Ned continued to rant, “I’ve no intention of selling this house. Not now, not ever, and not for any amount of money. The first day Jennifer’s obituary was in the paper, you goddamned people start nosing around, trying to make a buck off my wife’s murder. Well let me tell you, missy, I’ve had enough.” Ned opened his jacket. For the briefest of moments, I thought he was going to haul out a gun. Worse luck. He hauled out his cell phone. “I’m calling that Cartsell son of a bitch! No, wait, I’ll call Luanne! She’ll get his boss on the phone. She won’t let him get away with this. She’ll—”
“M-Mr. Weatherby,” I stammered. “I really don’t think—”
I could tell by the flick of his thumb, he’d pushed number one on the speed dial. And as he waited, and waited, he pointed a demanding finger at me. “And you stand right here.”
Not in this lifetime.
There was no way in hell I was going to maneuver down the walkway, past Ned and his parents (his mother’s walker looked dangerous, like a weapon now, in her grip), so I veered off across the rain-soaked lawn, making a mad dash for the street.
Bad idea.
My spiked heels sank to the hilt in the soggy lawn, causing my hips to move in ways hips weren’t meant to. After a few more heel-sinking, Frankenstein lurches, I stepped right out of them (my shoes not my hips). Barefoot now, I pulled Jennifer’s journal from the waistband of the skirt, clutched it to me with one hand, hiked the skirt up to my ass with the other hand, and with the red blazer fanning out behind me, I ran like hell to Mrs. Presley’s Hyundai. I peeled out of there so quickly you’d think I was trying to qualify for the Indie 500.
Well, at least Dylan was getting a good laugh out of it now.
“Asshat,” I mumbled, loud enough for him to hear me. I faked annoyance even as I bit down on my own grin.
“Sorry,” he said, wiping at his eyes. “But all I can see is you trying to run across that lawn in that skin-tight skirt and those high heels. The look on your face when the shoes stuck in the lawn! Omigod, it was priceless. And when you hiked up your skirt and really ran….” He started laughing again, so hard the bed shook.
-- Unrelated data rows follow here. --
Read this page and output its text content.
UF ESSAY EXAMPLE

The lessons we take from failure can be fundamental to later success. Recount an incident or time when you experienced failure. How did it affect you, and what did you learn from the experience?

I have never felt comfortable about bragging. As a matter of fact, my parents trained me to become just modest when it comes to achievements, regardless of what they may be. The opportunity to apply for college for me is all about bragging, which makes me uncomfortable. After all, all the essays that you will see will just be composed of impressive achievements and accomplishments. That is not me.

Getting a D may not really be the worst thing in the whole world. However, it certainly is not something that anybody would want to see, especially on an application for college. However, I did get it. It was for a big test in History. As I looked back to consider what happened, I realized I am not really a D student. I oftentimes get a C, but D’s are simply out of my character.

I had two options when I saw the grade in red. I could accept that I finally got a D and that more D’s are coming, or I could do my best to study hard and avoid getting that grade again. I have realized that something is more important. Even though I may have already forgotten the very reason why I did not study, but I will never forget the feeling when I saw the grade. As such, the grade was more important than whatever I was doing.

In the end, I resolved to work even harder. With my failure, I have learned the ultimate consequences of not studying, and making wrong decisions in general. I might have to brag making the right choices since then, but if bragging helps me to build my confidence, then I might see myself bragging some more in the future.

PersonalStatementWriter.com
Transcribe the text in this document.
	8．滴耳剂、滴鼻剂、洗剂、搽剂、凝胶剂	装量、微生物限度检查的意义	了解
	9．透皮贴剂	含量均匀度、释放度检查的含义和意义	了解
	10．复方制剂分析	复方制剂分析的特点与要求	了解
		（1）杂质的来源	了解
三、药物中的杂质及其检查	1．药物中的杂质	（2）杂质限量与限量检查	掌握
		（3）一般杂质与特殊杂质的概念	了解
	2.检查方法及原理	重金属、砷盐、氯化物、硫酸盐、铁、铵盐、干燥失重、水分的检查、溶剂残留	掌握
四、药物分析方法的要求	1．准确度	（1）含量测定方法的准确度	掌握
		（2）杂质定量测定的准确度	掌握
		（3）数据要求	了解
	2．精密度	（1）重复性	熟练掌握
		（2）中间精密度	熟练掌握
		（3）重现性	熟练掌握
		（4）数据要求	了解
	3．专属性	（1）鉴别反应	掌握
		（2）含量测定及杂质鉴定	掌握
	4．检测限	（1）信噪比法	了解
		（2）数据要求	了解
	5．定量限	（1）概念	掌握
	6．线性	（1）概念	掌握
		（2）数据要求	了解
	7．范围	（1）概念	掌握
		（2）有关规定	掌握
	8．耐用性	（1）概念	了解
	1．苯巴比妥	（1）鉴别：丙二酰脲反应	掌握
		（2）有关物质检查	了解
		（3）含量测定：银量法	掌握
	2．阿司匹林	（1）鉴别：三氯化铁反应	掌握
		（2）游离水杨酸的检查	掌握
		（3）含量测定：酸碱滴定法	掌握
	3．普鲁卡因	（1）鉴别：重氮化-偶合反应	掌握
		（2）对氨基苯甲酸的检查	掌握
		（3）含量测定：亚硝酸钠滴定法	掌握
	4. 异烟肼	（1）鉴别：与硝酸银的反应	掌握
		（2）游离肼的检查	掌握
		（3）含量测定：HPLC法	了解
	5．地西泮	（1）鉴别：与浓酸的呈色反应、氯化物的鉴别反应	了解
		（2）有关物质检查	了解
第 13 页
“Look who’s talking.” I sat on the red sheets beside him, giving him a poke (okay, a damn good knuckle jab) in the ribs. “You were a sight yourself, Boy Wonder. Creeping along on your hands and knees, peeking through the neighbors’ bushes.”
The laughter subsided, but the smile remained. “Oh, you caught that, did you?”
“Ha!” My turn to tease. “How could I not catch that! All six foot four of you, crawling along the length of the hedge like some kind of long-legged, studly bug or something.”
As soon as the words passed my lips — the very freakin’ millisecond — I realized what I’d said. Studly. Should I try a quick recover and say ‘ugly bug’? Like, five times really fast. That would sound intelligent!